Arnaque aux cryptomonnaies : quand la police infiltre un groupe de Pump and Dump

Ah, le pump and dump ! Cet art de vivre à la crypto, cette ambiance bon enfant entre avertis qui font rentrer de la chair fraiche innocente mais cupide à la recherche de rendements stupides, cette insouciance qui ferait pâlir d’envie les adeptes de la white list éclatée et du fork OHM pourri… Vous l’aurez compris, c’est tout un folklore ! Et si vous êtes là depuis quelques années, vous avez peut-être même déjà connu la grande époque des envolées de feu John McAfee et de son mythique Coin of the Day, pas bien loin de la même mécanique qui aurait rendu jaloux Charles Ponzi lui-même.
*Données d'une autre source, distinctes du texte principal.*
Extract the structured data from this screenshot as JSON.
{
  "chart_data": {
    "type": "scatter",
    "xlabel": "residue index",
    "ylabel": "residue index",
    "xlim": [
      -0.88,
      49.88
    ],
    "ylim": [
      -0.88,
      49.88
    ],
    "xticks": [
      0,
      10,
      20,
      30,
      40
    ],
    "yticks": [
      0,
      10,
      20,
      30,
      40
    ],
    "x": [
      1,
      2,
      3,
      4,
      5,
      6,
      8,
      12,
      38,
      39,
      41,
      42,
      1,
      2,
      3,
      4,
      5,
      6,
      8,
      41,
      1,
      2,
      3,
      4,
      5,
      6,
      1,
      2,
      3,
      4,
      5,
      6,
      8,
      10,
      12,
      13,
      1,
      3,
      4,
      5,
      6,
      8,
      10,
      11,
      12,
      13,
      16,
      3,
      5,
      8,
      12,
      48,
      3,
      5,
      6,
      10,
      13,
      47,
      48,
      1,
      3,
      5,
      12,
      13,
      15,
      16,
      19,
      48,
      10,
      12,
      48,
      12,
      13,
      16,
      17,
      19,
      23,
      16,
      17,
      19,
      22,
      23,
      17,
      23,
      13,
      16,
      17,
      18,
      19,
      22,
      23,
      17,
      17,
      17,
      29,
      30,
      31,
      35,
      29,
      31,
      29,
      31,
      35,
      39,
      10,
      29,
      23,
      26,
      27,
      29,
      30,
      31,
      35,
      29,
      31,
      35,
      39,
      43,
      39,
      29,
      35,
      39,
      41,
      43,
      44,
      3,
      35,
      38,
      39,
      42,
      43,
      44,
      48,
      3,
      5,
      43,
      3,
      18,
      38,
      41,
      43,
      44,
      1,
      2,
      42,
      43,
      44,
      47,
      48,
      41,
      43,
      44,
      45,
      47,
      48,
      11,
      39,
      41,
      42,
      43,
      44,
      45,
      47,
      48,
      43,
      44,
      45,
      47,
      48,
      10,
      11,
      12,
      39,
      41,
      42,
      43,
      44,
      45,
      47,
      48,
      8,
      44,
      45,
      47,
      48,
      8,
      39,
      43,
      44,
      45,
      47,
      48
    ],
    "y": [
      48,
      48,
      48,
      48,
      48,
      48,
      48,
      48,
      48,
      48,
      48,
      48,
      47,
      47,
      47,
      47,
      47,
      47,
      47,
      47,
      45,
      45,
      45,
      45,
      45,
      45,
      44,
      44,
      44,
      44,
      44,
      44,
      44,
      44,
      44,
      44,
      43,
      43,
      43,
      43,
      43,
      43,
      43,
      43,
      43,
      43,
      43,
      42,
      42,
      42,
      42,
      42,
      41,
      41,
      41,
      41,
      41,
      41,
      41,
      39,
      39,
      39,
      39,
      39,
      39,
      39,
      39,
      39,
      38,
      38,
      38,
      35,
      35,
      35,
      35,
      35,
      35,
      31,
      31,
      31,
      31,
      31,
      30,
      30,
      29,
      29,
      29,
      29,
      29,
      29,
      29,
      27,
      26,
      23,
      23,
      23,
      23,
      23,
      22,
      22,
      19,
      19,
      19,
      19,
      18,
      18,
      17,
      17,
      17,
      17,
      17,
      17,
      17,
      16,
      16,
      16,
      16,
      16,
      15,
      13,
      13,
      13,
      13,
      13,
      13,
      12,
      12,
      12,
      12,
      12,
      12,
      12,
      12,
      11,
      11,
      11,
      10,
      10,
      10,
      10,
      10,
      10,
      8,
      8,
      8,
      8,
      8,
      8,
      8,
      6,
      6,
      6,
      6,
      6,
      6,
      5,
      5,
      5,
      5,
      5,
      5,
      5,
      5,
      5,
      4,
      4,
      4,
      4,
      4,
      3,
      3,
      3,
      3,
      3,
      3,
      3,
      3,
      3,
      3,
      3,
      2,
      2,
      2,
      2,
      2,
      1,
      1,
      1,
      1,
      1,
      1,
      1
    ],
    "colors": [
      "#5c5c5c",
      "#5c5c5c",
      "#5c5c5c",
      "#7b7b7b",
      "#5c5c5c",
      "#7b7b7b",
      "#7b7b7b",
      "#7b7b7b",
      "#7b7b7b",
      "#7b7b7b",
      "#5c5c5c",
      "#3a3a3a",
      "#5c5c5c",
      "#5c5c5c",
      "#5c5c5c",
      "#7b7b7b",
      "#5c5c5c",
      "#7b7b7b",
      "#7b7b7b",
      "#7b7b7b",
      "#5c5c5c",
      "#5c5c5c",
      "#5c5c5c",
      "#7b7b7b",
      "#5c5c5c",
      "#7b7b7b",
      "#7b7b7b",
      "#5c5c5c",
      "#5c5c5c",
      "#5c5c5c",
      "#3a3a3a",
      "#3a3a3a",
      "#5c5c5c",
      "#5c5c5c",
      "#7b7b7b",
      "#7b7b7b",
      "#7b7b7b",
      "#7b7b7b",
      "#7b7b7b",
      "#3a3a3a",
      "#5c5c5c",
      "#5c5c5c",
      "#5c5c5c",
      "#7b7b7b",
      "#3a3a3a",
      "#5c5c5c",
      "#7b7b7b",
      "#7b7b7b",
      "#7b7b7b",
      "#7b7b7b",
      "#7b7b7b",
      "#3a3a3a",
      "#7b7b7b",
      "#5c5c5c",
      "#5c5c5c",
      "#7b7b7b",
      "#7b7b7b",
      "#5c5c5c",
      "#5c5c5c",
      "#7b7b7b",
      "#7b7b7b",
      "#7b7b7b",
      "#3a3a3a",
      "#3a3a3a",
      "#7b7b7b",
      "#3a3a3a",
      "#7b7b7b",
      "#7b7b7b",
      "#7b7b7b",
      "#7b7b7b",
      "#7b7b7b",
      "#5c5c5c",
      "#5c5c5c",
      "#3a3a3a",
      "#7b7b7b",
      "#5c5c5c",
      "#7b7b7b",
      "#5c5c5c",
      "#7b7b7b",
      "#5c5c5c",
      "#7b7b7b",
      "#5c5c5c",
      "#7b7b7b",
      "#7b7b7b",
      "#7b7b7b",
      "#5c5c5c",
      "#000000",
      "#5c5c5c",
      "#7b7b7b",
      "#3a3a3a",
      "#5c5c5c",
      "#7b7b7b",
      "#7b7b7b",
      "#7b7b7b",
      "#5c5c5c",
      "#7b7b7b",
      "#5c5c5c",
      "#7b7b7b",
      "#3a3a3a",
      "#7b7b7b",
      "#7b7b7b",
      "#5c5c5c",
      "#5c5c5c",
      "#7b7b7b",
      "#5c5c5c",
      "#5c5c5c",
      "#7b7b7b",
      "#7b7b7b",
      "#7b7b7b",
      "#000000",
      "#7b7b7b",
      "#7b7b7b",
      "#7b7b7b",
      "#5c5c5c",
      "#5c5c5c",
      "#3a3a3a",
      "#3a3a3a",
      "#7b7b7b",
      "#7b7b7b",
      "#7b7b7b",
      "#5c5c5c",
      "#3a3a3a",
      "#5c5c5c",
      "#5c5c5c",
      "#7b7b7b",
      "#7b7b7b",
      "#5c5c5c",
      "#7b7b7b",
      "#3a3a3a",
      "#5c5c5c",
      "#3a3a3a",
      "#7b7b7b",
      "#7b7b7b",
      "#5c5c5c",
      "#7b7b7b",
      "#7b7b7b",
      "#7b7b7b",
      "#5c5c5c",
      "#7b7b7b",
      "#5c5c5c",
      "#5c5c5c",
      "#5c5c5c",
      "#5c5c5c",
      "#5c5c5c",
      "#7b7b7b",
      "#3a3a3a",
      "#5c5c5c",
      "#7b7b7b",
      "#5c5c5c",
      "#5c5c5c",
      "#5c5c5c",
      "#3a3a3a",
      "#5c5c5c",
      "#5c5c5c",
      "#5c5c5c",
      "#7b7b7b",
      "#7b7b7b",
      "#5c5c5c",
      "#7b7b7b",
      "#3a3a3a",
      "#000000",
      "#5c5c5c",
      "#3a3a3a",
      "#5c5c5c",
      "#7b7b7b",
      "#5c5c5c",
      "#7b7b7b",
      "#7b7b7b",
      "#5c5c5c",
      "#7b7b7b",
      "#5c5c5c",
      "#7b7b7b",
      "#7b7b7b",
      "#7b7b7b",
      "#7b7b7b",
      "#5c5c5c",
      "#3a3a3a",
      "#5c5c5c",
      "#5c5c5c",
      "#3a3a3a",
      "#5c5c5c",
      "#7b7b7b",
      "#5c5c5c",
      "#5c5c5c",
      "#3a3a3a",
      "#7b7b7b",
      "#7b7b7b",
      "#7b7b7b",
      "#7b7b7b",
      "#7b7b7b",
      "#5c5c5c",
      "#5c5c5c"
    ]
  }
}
Pump and Dunk : quand le piège se referme, il est souvent trop tard

Le média CoinTelegraph se fait le porte-voix d’une histoire tristement banale : celle d’un groupe de pump and dump un peu trop entreprenant, qui a fini par se faire infiltrer par les agents de l’Australian Securities and Investments Commission (ASIC). Mais comment cette autorité australienne s’est-elle retrouvée à s’incruster dans un obscur groupe Telegram, à jouer temporairement avec le feu de shitcoins anémiques, le temps de faire cesser ce drôle de cirque ?

Tout commence lorsque les autorités repèrent un groupe du nom chantant de “Crypto Binance Trading | Signals & Pumps”. Dans ce groupe Telegram, plusieurs milliers de personnes s’accordent pour acheter un shitcoin spécifique en même temps, afin de tenter de gonfler artificiellement sa valeur. Cette augmentation de valeur s’appelle le pump, tandis que la vente de ce jeton maintenant coûteux à des acheteurs naïfs est la phase de dump.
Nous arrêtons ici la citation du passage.